El doctor Pantaleón era una especie de monumento al torturado. Dani, que de eso también sabía, me contó la historia: «Fue un médico filántropo que atendía a los pobres. Se convirtió al cristianismo, lo agarraron los romanos y le aplicaron el procedimiento de rutina para sectas molestas. Se les complicó: primero lo prendieron fuego y nada, el santo como de amianto. Optaron por el plomo fundido y el doctor se lo sacudió como si fuera arena. Habrán pensado que si el fuego no, tal vez el agua, porque lo metieron diez horas cabeza abajo en un estanque. El filántropo salió cantando salmos. Lo tiraron a los leones, el número preferido del pueblo romano de entonces, y los bichos lo vomitaron enterito; lo torturaron en la rueda y se dobló pero no se rompió, le insertaron una espada y el galeno como si fuera su desayuno. Los funcionarios romanos perseveraron: bien sabían que Estado que no ejecuta sus castigos es Estado muerto. Cuando probaron la decapitación, la cabeza se le separó del cuerpo y murió nomás Pantaleón, pero no se acabaron los milagros: del cuello no le salió sangre sino leche. Lo que no impide, viste cómo son de contradictorios los milagros, que en el Real Monasterio de la Encarnación de Madrid tengan una reliquia de su sangre, que se licúa durante los aniversarios del martirio de su primer propietario».

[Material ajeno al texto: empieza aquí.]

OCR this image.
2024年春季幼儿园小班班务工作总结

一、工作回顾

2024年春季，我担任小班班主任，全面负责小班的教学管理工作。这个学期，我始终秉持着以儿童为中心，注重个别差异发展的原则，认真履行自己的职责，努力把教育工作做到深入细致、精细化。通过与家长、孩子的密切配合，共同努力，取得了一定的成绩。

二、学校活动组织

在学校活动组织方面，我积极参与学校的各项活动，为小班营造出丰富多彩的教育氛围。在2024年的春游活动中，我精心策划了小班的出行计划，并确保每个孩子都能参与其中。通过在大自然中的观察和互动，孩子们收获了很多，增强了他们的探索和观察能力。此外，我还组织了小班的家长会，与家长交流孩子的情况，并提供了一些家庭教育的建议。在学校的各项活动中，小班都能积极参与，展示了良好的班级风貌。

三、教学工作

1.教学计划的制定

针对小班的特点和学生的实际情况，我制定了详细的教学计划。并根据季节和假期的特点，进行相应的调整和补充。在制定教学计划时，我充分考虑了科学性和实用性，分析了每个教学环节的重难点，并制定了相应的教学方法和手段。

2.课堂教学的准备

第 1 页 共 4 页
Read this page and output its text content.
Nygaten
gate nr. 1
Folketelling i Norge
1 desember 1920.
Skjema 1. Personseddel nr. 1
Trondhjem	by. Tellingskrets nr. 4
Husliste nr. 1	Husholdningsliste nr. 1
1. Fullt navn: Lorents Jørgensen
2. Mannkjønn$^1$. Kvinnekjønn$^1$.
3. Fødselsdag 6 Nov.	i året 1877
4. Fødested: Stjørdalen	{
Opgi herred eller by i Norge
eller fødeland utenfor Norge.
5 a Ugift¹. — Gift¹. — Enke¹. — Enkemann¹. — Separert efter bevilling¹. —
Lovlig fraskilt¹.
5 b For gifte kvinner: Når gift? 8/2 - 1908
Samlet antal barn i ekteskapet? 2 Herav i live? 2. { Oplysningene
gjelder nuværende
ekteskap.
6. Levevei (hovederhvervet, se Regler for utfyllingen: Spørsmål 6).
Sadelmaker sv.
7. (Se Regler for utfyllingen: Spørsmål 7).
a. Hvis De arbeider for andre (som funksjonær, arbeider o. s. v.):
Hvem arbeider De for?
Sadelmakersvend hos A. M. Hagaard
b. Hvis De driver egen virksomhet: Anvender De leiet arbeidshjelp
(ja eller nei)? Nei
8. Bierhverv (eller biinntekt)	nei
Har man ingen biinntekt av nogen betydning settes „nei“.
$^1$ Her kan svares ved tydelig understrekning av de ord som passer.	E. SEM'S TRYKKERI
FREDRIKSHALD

San Malverde, con paquetes hasta en el culo y armado tipo Rambo. De ese conocía la historia yo: «Es el patrón de los narcos mexicanos. Algún milagro habrá hecho porque todas las muías le piden protección antes de entrar la merca a los Estados Unidos. Canonizado no creo que esté, pero no por eso pierde eficiencia: la última vez que fui a Nueva York casi me transformo en una estatua yo también, media ciudad estaba blanca y era verano».

Mientras charlábamos Daniel y yo, Kevin siguió comiendo todo lo que había en la mesa, que era mucho. Corazón contento: cada tanto mostraba la panza y se reía. La cumbia estaba al palo, los nenes bailaban con Gladys, la Colorada que se parecía a la gallinita, los demás gritaban y se reían. Ese desayuno místico parecía un casamiento de borrachos. No sé qué me había imaginado ni si me había imaginado algo, pero seguro que no esa especie de kermés de pueblo. Cuando hasta Daniel estaba moviendo los pies bajaron la música y se fueron yendo para el centro del potrero, limpio como un living burgués después del trabajo de las hermanitas. Cleo se instaló al lado de Cristo otra vez. Cuando me introduje en la ronda de santos de cemento me sorprendió una especie de muñecota con armadura. Daniel confirmó mis sospechas: «Sí, es Juana de Arco», y sí, era medio travesti también. Los ingleses la quemaron después de que rompió el juramento y volvió a vestirse de varón… era un dios más antiguo el de entonces, parecía Zeus, le tenía simpatía a Francia y quería que el imbécil de Carlos VII fuera rey a toda costa. Para eso, y para que ganaran algunas batallas, le mandó unas voces a esa chiquita que se transformó en un general impresionante. Ni se le cruzó por la cabeza terminar con la guerra de los cien años, parece que estaba divertidísimo, como sus primos los olímpicos con Troya.